While everyone has heard of the many different kinds of dinosaurs, how many people have heard of the indricotheres, chalicotheres, dinotheres or even our own ancestors the plesiadapiforms? Hopefully, after the showing of the BBC TV series Walking with Beasts and this superb book from Tim Haines, we might have a better idea about the life and times of our own mammal relatives and ancestors. Designed for the general reader, the story follows a mixture of chronology and environmental themes from the "New Dawn" following the demise of the dinosaurs, when mammals were just beginning to find their feet again, through to "Whale Killer", describing when mammals first took to life in the oceans and evolved awesome top predators such as the 18m Basilosaurus.

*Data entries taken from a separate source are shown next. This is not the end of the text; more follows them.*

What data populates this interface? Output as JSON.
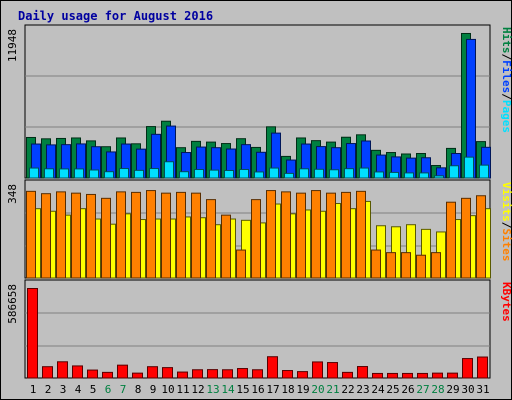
{
  "chart_data": {
    "type": "bar",
    "title": "Daily usage for August 2016",
    "categories": [
      "1",
      "2",
      "3",
      "4",
      "5",
      "6",
      "7",
      "8",
      "9",
      "10",
      "11",
      "12",
      "13",
      "14",
      "15",
      "16",
      "17",
      "18",
      "19",
      "20",
      "21",
      "22",
      "23",
      "24",
      "25",
      "26",
      "27",
      "28",
      "29",
      "30",
      "31"
    ],
    "weekend_days": [
      "6",
      "7",
      "13",
      "14",
      "20",
      "21",
      "27",
      "28"
    ],
    "panels": [
      {
        "name": "hits_files_pages",
        "ymax_label": "11948",
        "ylim": [
          0,
          11948
        ],
        "right_label": [
          "Pages",
          "/",
          "Files",
          "/",
          "Hits"
        ],
        "series": [
          {
            "name": "Hits",
            "color": "#008040",
            "values": [
              3380,
              3270,
              3300,
              3340,
              3100,
              2620,
              3340,
              2860,
              4280,
              4720,
              2540,
              3060,
              3000,
              2880,
              3280,
              2560,
              4260,
              1820,
              3340,
              3120,
              3000,
              3400,
              3600,
              2320,
              2140,
              2020,
              2060,
              1070,
              2480,
              11950,
              3040
            ]
          },
          {
            "name": "Files",
            "color": "#0040ff",
            "values": [
              2840,
              2770,
              2790,
              2850,
              2620,
              2190,
              2840,
              2420,
              3640,
              4320,
              2140,
              2590,
              2540,
              2430,
              2790,
              2160,
              3740,
              1520,
              2840,
              2630,
              2540,
              2880,
              3090,
              1930,
              1780,
              1680,
              1710,
              880,
              2060,
              11460,
              2570
            ]
          },
          {
            "name": "Pages",
            "color": "#00e0ff",
            "values": [
              860,
              800,
              790,
              790,
              700,
              560,
              820,
              670,
              820,
              1380,
              560,
              740,
              690,
              660,
              740,
              540,
              860,
              420,
              800,
              760,
              720,
              810,
              860,
              540,
              500,
              460,
              460,
              220,
              1050,
              1760,
              1100
            ]
          }
        ]
      },
      {
        "name": "visits_sites",
        "ymax_label": "348",
        "ylim": [
          0,
          348
        ],
        "right_label": [
          "Sites",
          "/",
          "Visits"
        ],
        "series": [
          {
            "name": "Visits",
            "color": "#ffff00",
            "values": [
              270,
              260,
              245,
              270,
              230,
              210,
              250,
              228,
              230,
              230,
              238,
              235,
              208,
              230,
              225,
              215,
              288,
              250,
              265,
              260,
              290,
              270,
              298,
              204,
              200,
              208,
              190,
              180,
              228,
              243,
              270
            ]
          },
          {
            "name": "Sites",
            "color": "#ff8000",
            "values": [
              337,
              328,
              335,
              330,
              325,
              310,
              335,
              333,
              340,
              330,
              333,
              330,
              305,
              245,
              110,
              305,
              340,
              335,
              330,
              340,
              330,
              333,
              337,
              110,
              100,
              100,
              90,
              100,
              295,
              310,
              320
            ]
          }
        ]
      },
      {
        "name": "kbytes",
        "ymax_label": "586658",
        "ylim": [
          0,
          586658
        ],
        "right_label": [
          "KBytes"
        ],
        "series": [
          {
            "name": "KBytes",
            "color": "#ff0000",
            "values": [
              586658,
              77000,
              109000,
              82000,
              55000,
              40000,
              87000,
              35000,
              77000,
              71000,
              42000,
              57000,
              58000,
              57000,
              65000,
              57000,
              142000,
              52000,
              45000,
              108000,
              104000,
              40000,
              78000,
              33000,
              33000,
              33000,
              33000,
              35000,
              35000,
              130000,
              140000
            ]
          }
        ]
      }
    ],
    "day_label_colors": {
      "weekday": "#000000",
      "weekend": "#008040"
    }
  }
}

The strange extinct mammals such as the indricotheres figure in the "Land of the Giants" and our own human story is told, culminating in the Ice Age and the question of our ancestors' hand in extinctions. The computer-generated images produced by Daren Horley's team are absolutely stunning and are, if anything, better than those in Walking with Dinosaurs. The animals look especially convincing in the still photos, which appear on every page. The pictures are so good that it will be hard to convince younger children that they are not real. Walking with Beasts should be on everyone's shopping list. --Douglas Palmer
Synopsis
Since the dinosaurs died out over 65 million years ago the Earth has been dominated by mammals. A succession of bizzare evolutionary specimens have come and gone, from walking whales to sabre-toothed cats. This book recreates spectacular and unfamiliar creatures in the context of their world. The book reveals the ancestors of modern mammals and the arrival of man, and transports the reader to the icy plains of the mammoth, dark forests stalked by giant carnivorous birds and deserts dominated by 15 tonne Indricotheres.